那啸声,竟是掠空而来,愈驰愈近,真使人猜不透,眼前,又会发生什么奇情怪举?
一片哈哈之声,坟场里,突落下六条人影?身法之快,使舒儿暗中叫绝。
一粒豆大光华,从树林里冲空而起,愈高而光华愈炽,光定弧形,朝着场中腊烛,直落而下,又是波的一声,腊光重炽。那弹丸似也落地自熄,烛光中,这才看清那六个人来。
前面是三位六十余岁的青衣老者,背上都斜插长剑,脚踏软底快靴,穿装打扮,绝不是普通百姓。
身后跟着三位武生打扮的男子,专就那身青缎白边,白色排扣,双目威棱逼视,气势无以复加的形色看来,即可使人猜想,这定是公门中的人物。
看得舒儿只有纳闷,心说:
“这事情,真是奇怪已极,难道,有什武林能手,与公门中的人,互有瓜葛不成?”
中立老者,突然大声冷笑道:
“老夫行年八十有余,这点装神扮鬼的阵势,谅还吓我不倒。
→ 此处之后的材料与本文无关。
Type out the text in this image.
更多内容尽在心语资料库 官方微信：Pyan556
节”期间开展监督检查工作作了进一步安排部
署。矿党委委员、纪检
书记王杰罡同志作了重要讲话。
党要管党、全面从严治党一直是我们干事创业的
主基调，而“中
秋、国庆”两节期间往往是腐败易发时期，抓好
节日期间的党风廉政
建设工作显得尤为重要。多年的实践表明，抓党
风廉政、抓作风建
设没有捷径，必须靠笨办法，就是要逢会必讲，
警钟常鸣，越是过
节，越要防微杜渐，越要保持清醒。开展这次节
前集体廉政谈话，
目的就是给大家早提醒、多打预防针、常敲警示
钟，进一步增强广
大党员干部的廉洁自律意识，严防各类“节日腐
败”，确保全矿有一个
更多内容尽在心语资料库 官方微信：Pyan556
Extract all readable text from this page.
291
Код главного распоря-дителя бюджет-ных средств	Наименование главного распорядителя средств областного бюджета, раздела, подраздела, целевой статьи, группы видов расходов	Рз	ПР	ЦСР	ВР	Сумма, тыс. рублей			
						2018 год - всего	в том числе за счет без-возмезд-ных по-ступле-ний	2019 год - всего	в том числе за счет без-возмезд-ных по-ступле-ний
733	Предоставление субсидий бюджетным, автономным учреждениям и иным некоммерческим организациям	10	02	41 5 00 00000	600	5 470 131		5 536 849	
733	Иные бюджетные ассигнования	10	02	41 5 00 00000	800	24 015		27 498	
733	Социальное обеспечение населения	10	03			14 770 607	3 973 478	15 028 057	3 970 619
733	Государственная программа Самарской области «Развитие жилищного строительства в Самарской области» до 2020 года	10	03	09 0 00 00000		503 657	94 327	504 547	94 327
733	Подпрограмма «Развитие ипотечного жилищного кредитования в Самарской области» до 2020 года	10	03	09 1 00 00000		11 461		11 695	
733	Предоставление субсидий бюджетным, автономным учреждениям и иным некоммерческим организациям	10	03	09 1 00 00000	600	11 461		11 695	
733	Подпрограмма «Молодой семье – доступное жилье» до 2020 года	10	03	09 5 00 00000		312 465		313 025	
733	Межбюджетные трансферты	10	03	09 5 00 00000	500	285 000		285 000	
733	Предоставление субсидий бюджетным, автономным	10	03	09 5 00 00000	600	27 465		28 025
”
话未落音。
那悬空的吊钟,又是当的一声,而且寺门两旁的破墙壁上,突现无数闪光,若夜雨秋坟,磷火四布,赫然现出一十二个大字。
“七七幽门佛事,超渡怨鬼孤魂!”
三位老者不由一呆,身后武生,竟低低叫出声来!道:
“难道人世间真有鬼火?”
“噤声!”那中立老者,满面怒容,续道:
“江湖十多的是鬼蜮之技,烁火留光,不过是下五门所习的玩意,有何惊奇之处?”
他缓步朝着腊烛走来。
那人臂粗的巨腊,火花突然爆起老高。
老者也是武林高手,蓦然中止,后退牛步,右掌朝腊烛一扬。
闪闪欲熄的烛光,似乎被一种力量制使,火苗朝下一坐,清光大来,又复原状。
舒儿也不由佩服老者的功力。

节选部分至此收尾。